Margaret Stetz, Mae and Robert Carter Professor of Women's Studies and professor of humanities, has been asked to join the Advisory Board of the project to edit the letters of May Morris (1862-1938), an important figure in the British Arts and Crafts movement and an innovator in the art of embroidery, as well as the daughter of William Morris. This project has been initiated by Margaretta Frederick, curator emerita of the Bancroft Pre-Raphaelite Collection, Delaware Art Museum, along with two British scholars of Pre-Raphaelite studies. In addition, Stetz has been invited to join a newly created Neo-Victorian Research Network, an international scholarly project that will be based at Brock University in Ontario, Canada, under the supervision of Professor Martin Danahay.

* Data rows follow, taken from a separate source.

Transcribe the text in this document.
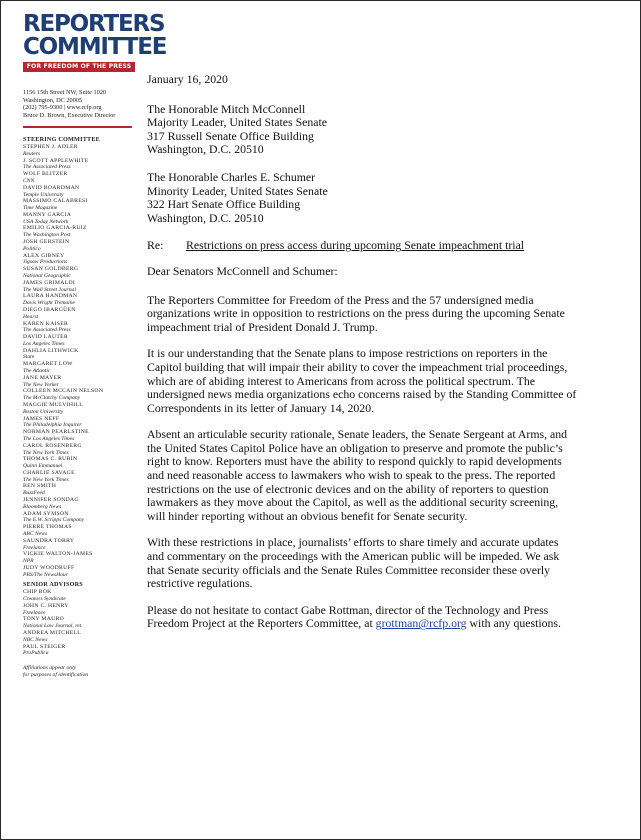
REPORTERS
COMMITTEE
FOR FREEDOM OF THE PRESS
1156 15th Street NW, Suite 1020
Washington, DC 20005
(202) 795-9300 | www.rcfp.org
Bruce D. Brown, Executive Director
STEERING COMMITTEE
STEPHEN J. ADLER
Reuters
J. SCOTT APPLEWHITE
The Associated Press
WOLF BLITZER
CNN
DAVID BOARDMAN
Temple University
MASSIMO CALABRESI
Time Magazine
MANNY GARCIA
USA Today Network
EMILIO GARCIA-RUIZ
The Washington Post
JOSH GERSTEIN
Politico
ALEX GIBNEY
Jigsaw Productions
SUSAN GOLDBERG
National Geographic
JAMES GRIMALDI
The Wall Street Journal
LAURA HANDMAN
Davis Wright Tremaine
DIEGO IBARGÜEN
Hearst
KAREN KAISER
The Associated Press
DAVID LAUTER
Los Angeles Times
DAHLIA LITHWICK
Slate
MARGARET LOW
The Atlantic
JANE MAYER
The New Yorker
COLLEEN MCCAIN NELSON
The McClatchy Company
MAGGIE MULVIHILL
Boston University
JAMES NEFF
The Philadelphia Inquirer
NORMAN PEARLSTINE
The Los Angeles Times
CAROL ROSENBERG
The New York Times
THOMAS C. RUBIN
Quinn Emmanuel
CHARLIE SAVAGE
The New York Times
BEN SMITH
BuzzFeed
JENNIFER SONDAG
Bloomberg News
ADAM SYMSON
The E.W. Scripps Company
PIERRE THOMAS
ABC News
SAUNDRA TORRY
Freelance
VICKIE WALTON-JAMES
NPR
JUDY WOODRUFF
PBS/The NewsHour
SENIOR ADVISORS
CHIP BOK
Creators Syndicate
JOHN C. HENRY
Freelance
TONY MAURO
National Law Journal, ret.
ANDREA MITCHELL
NBC News
PAUL STEIGER
ProPublica
Affiliations appear only
for purposes of identification
January 16, 2020
The Honorable Mitch McConnell
Majority Leader, United States Senate
317 Russell Senate Office Building
Washington, D.C. 20510
The Honorable Charles E. Schumer
Minority Leader, United States Senate
322 Hart Senate Office Building
Washington, D.C. 20510
Re:	Restrictions on press access during upcoming Senate impeachment trial
Dear Senators McConnell and Schumer:

The Reporters Committee for Freedom of the Press and the 57 undersigned media organizations write in opposition to restrictions on the press during the upcoming Senate impeachment trial of President Donald J. Trump.

It is our understanding that the Senate plans to impose restrictions on reporters in the Capitol building that will impair their ability to cover the impeachment trial proceedings, which are of abiding interest to Americans from across the political spectrum. The undersigned news media organizations echo concerns raised by the Standing Committee of Correspondents in its letter of January 14, 2020.

Absent an articulable security rationale, Senate leaders, the Senate Sergeant at Arms, and the United States Capitol Police have an obligation to preserve and promote the public’s right to know. Reporters must have the ability to respond quickly to rapid developments and need reasonable access to lawmakers who wish to speak to the press. The reported restrictions on the use of electronic devices and on the ability of reporters to question lawmakers as they move about the Capitol, as well as the additional security screening, will hinder reporting without an obvious benefit for Senate security.

With these restrictions in place, journalists’ efforts to share timely and accurate updates and commentary on the proceedings with the American public will be impeded. We ask that Senate security officials and the Senate Rules Committee reconsider these overly restrictive regulations.

Please do not hesitate to contact Gabe Rottman, director of the Technology and Press Freedom Project at the Reporters Committee, at grottman@rcfp.org with any questions.
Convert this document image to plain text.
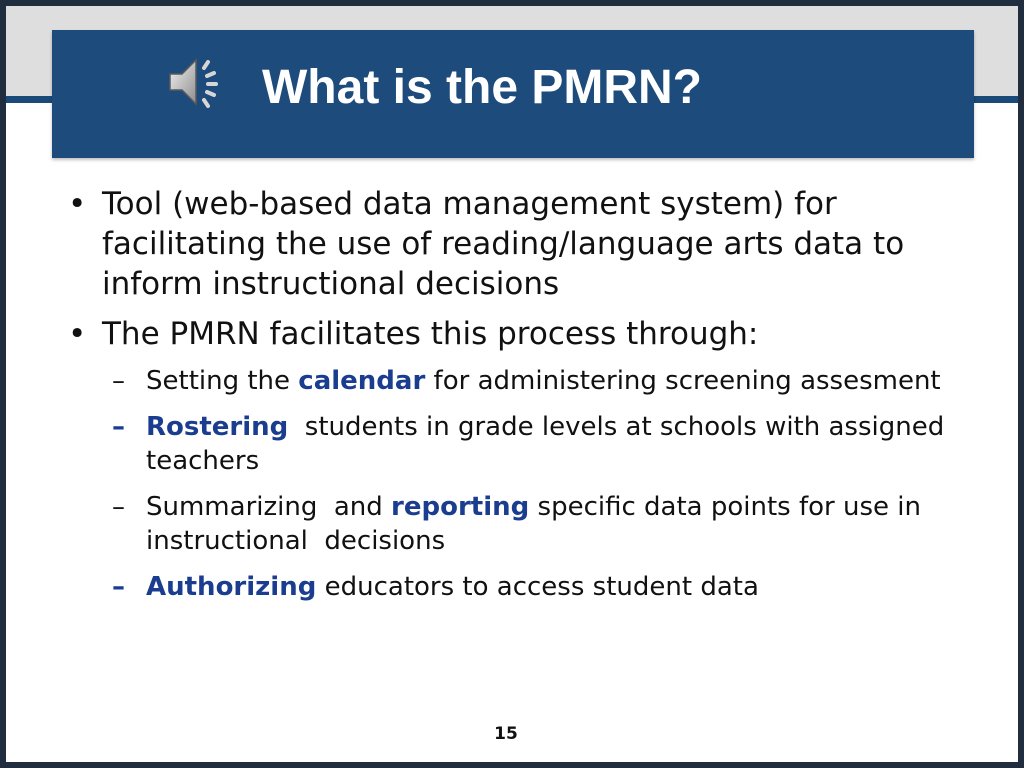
What is the PMRN?
• Tool (web-based data management system) for facilitating the use of reading/language arts data to inform instructional decisions
• The PMRN facilitates this process through:
– Setting the calendar for administering screening assesment
– Rostering  students in grade levels at schools with assigned teachers
– Summarizing  and reporting specific data points for use in instructional  decisions
– Authorizing educators to access student data
15
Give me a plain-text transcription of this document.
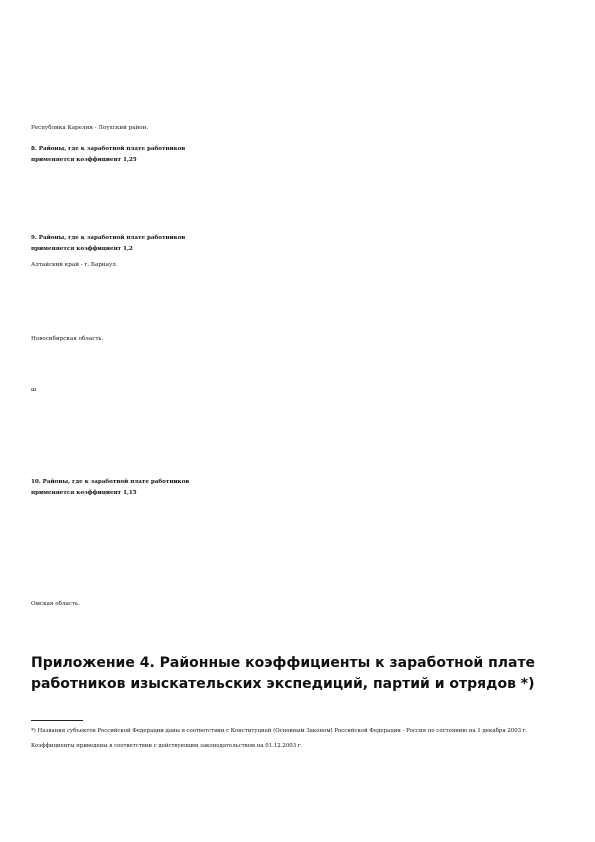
Республика Карелия - Лоухский район.

8. Районы, где к заработной плате работников

применяется коэффициент 1,25

9. Районы, где к заработной плате работников

применяется коэффициент 1,2

Алтайский край - г. Барнаул.

Новосибирская область.

ш

10. Районы, где к заработной плате работников

применяется коэффициент 1,15

Омская область.

Приложение 4. Районные коэффициенты к заработной плате работников изыскательских экспедиций, партий и отрядов *)

*) Названия субъектов Российской Федерации даны в соответствии с Конституцией (Основным Законом) Российской Федерации - Россия по состоянию на 1 декабря 2003 г.

Коэффициенты приведены в соответствии с действующим законодательством на 01.12.2003 г.
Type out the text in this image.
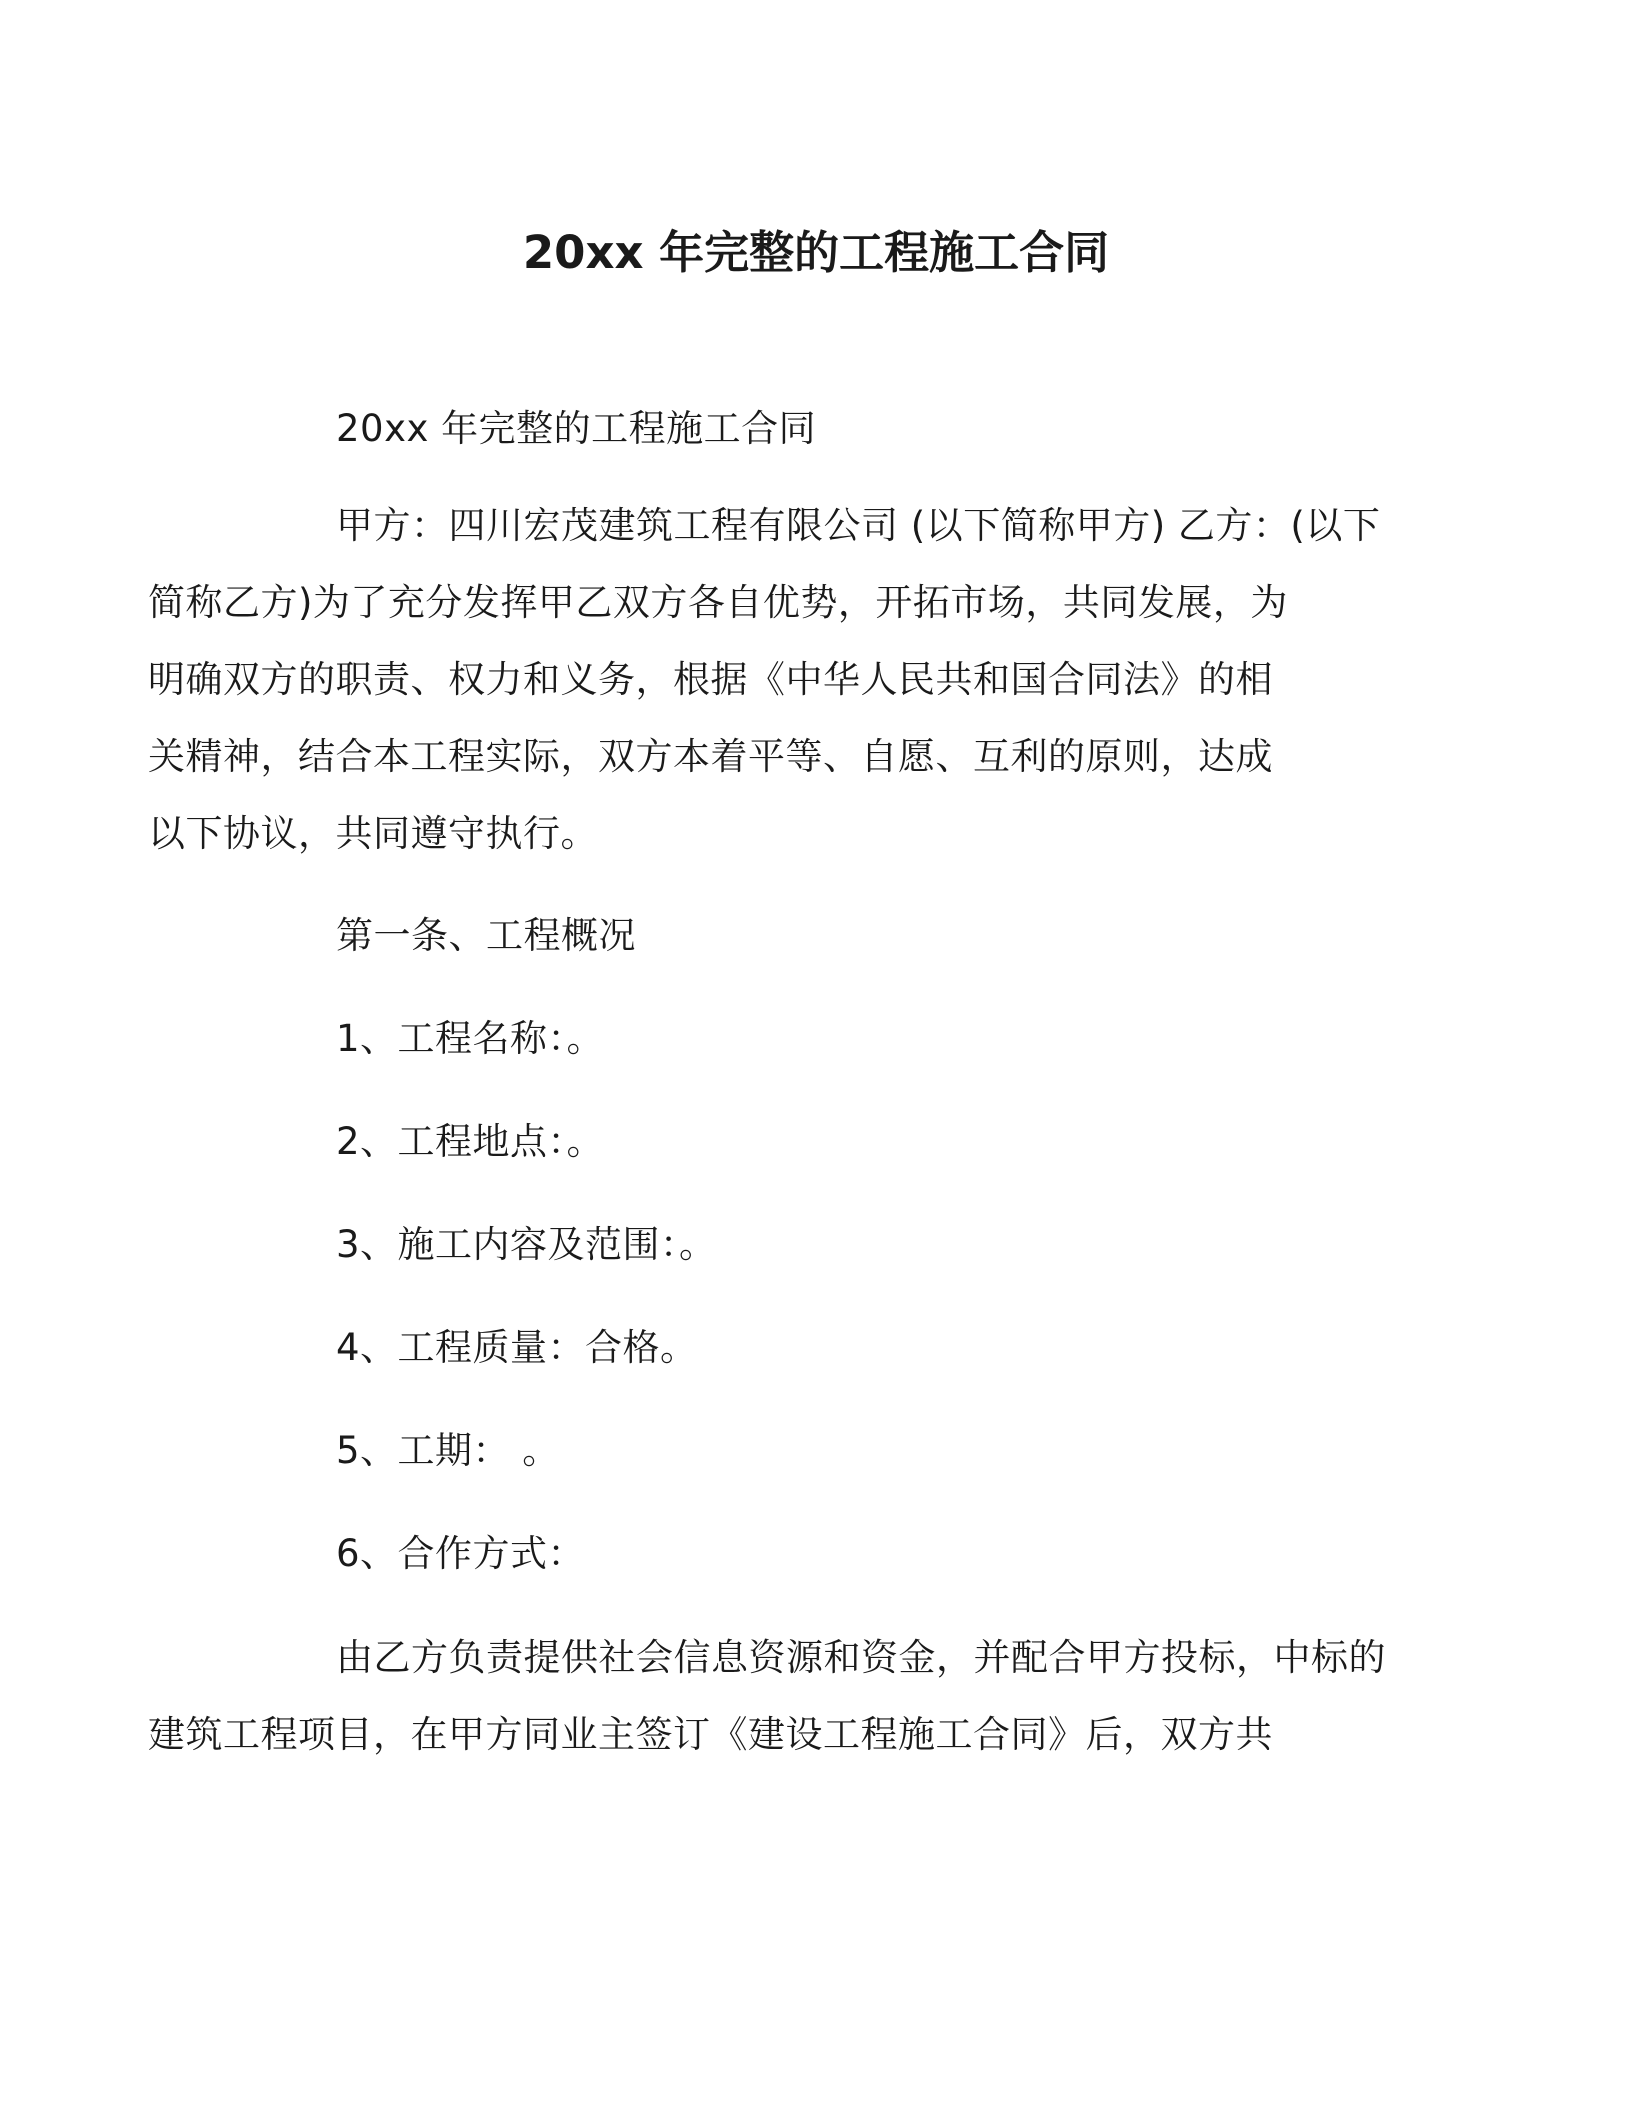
20xx 年完整的工程施工合同

20xx 年完整的工程施工合同

甲方：四川宏茂建筑工程有限公司 (以下简称甲方) 乙方：(以下
简称乙方)为了充分发挥甲乙双方各自优势，开拓市场，共同发展，为
明确双方的职责、权力和义务，根据《中华人民共和国合同法》的相
关精神，结合本工程实际，双方本着平等、自愿、互利的原则，达成
以下协议，共同遵守执行。

第一条、工程概况

1、工程名称：。

2、工程地点：。

3、施工内容及范围：。

4、工程质量：合格。

5、工期： 。

6、合作方式：

由乙方负责提供社会信息资源和资金，并配合甲方投标，中标的
建筑工程项目，在甲方同业主签订《建设工程施工合同》后，双方共
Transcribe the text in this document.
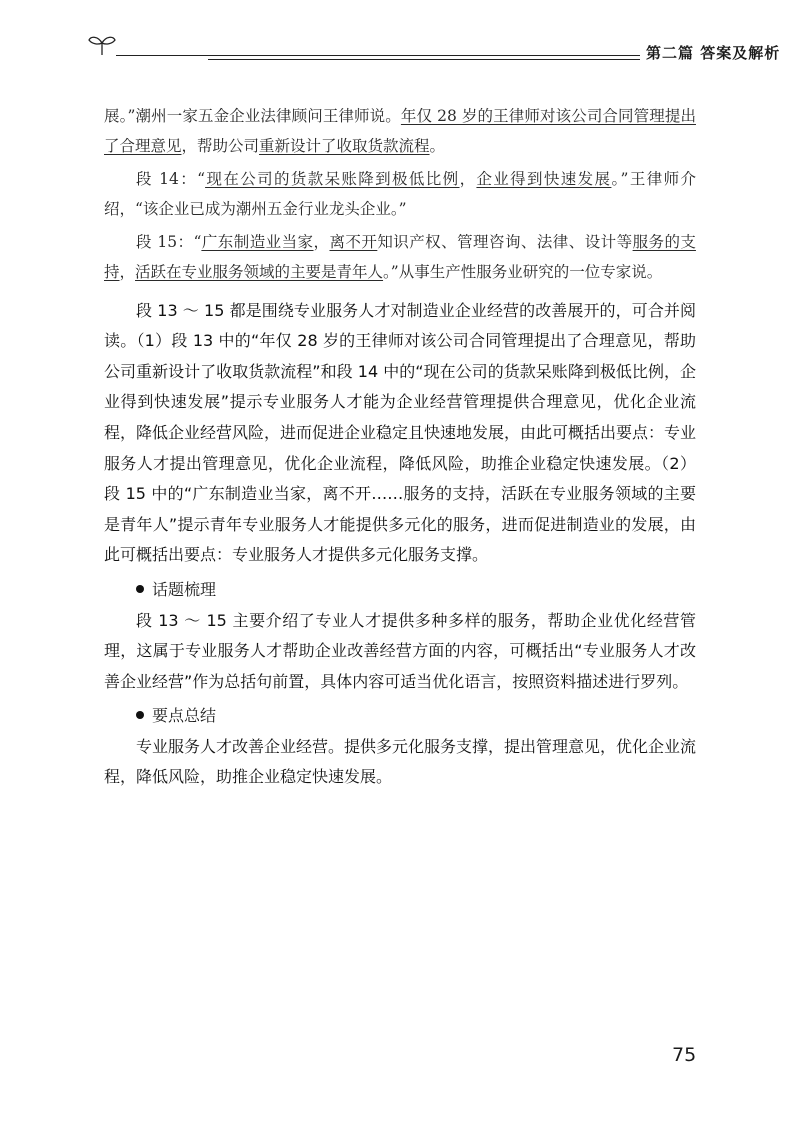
第二篇 答案及解析

展。”潮州一家五金企业法律顾问王律师说。年仅 28 岁的王律师对该公司合同管理提出了合理意见，帮助公司重新设计了收取货款流程。

段 14：“现在公司的货款呆账降到极低比例，企业得到快速发展。”王律师介绍，“该企业已成为潮州五金行业龙头企业。”

段 15：“广东制造业当家，离不开知识产权、管理咨询、法律、设计等服务的支持，活跃在专业服务领域的主要是青年人。”从事生产性服务业研究的一位专家说。

段 13 ～ 15 都是围绕专业服务人才对制造业企业经营的改善展开的，可合并阅读。（1）段 13 中的“年仅 28 岁的王律师对该公司合同管理提出了合理意见，帮助公司重新设计了收取货款流程”和段 14 中的“现在公司的货款呆账降到极低比例，企业得到快速发展”提示专业服务人才能为企业经营管理提供合理意见，优化企业流程，降低企业经营风险，进而促进企业稳定且快速地发展，由此可概括出要点：专业服务人才提出管理意见，优化企业流程，降低风险，助推企业稳定快速发展。（2）段 15 中的“广东制造业当家，离不开……服务的支持，活跃在专业服务领域的主要是青年人”提示青年专业服务人才能提供多元化的服务，进而促进制造业的发展，由此可概括出要点：专业服务人才提供多元化服务支撑。

话题梳理

段 13 ～ 15 主要介绍了专业人才提供多种多样的服务，帮助企业优化经营管理，这属于专业服务人才帮助企业改善经营方面的内容，可概括出“专业服务人才改善企业经营”作为总括句前置，具体内容可适当优化语言，按照资料描述进行罗列。

要点总结

专业服务人才改善企业经营。提供多元化服务支撑，提出管理意见，优化企业流程，降低风险，助推企业稳定快速发展。

75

UD alumna Rachel Curry was among a team of writers who received first place in the 2024 Keystone Media Award Contest in the Excellence in Reporting on Diversity-Equity and Inclusion category. The AAP graduate received a bachelor of arts in English in 2017 and has written for CNBC, Binance and Lancaster Online, as well as The Burg, which published the award-winning article "Owning It: Diverse businesses are setting up shop in downtown Harrisburg, highlighting the city's culture, expertise."

Service

Heinz-Uwe Haus, professor of theatre, has been re-elected to a four-year term as chairman of the Intercultural Group of the International Society for the Study of European Ideas (ISSEI), Fürstenberg, Germany. Haus also remains a member of the executive committee of ISSEI, based in Haifa, Israel. Founded in 1984 as an international intellectual forum by the late Ezra and Sasha Talmor, who were founding members of Kibbutz Nachshonim in Israel and the founding editors of the interdisciplinary journal The European Legacy: Toward New Paradigms (published by Routledge, UK), ISSEI holds together a large group of scholars from all over the world who look at Europe and its rich past from a variety of disciplines and points of view. Over 40 years the journal along with ISSEI's conferences have created a cross-cultural and cross-disciplinary tradition for the exchange of ideas between practicing academics, artists and public figures actively engaged in local and global political projects. Often held at smaller universities on the "margins" of Europe and attended by intellectuals who have a history of "yearning" for Europe, these conferences have given rise to a continuous discourse of its own kind. "ISSEI conferences pay particular attention to the meaning of global and intercultural aspects of Europe and the West and to the self-positioning of intellectuals in times of turmoil," Haus said.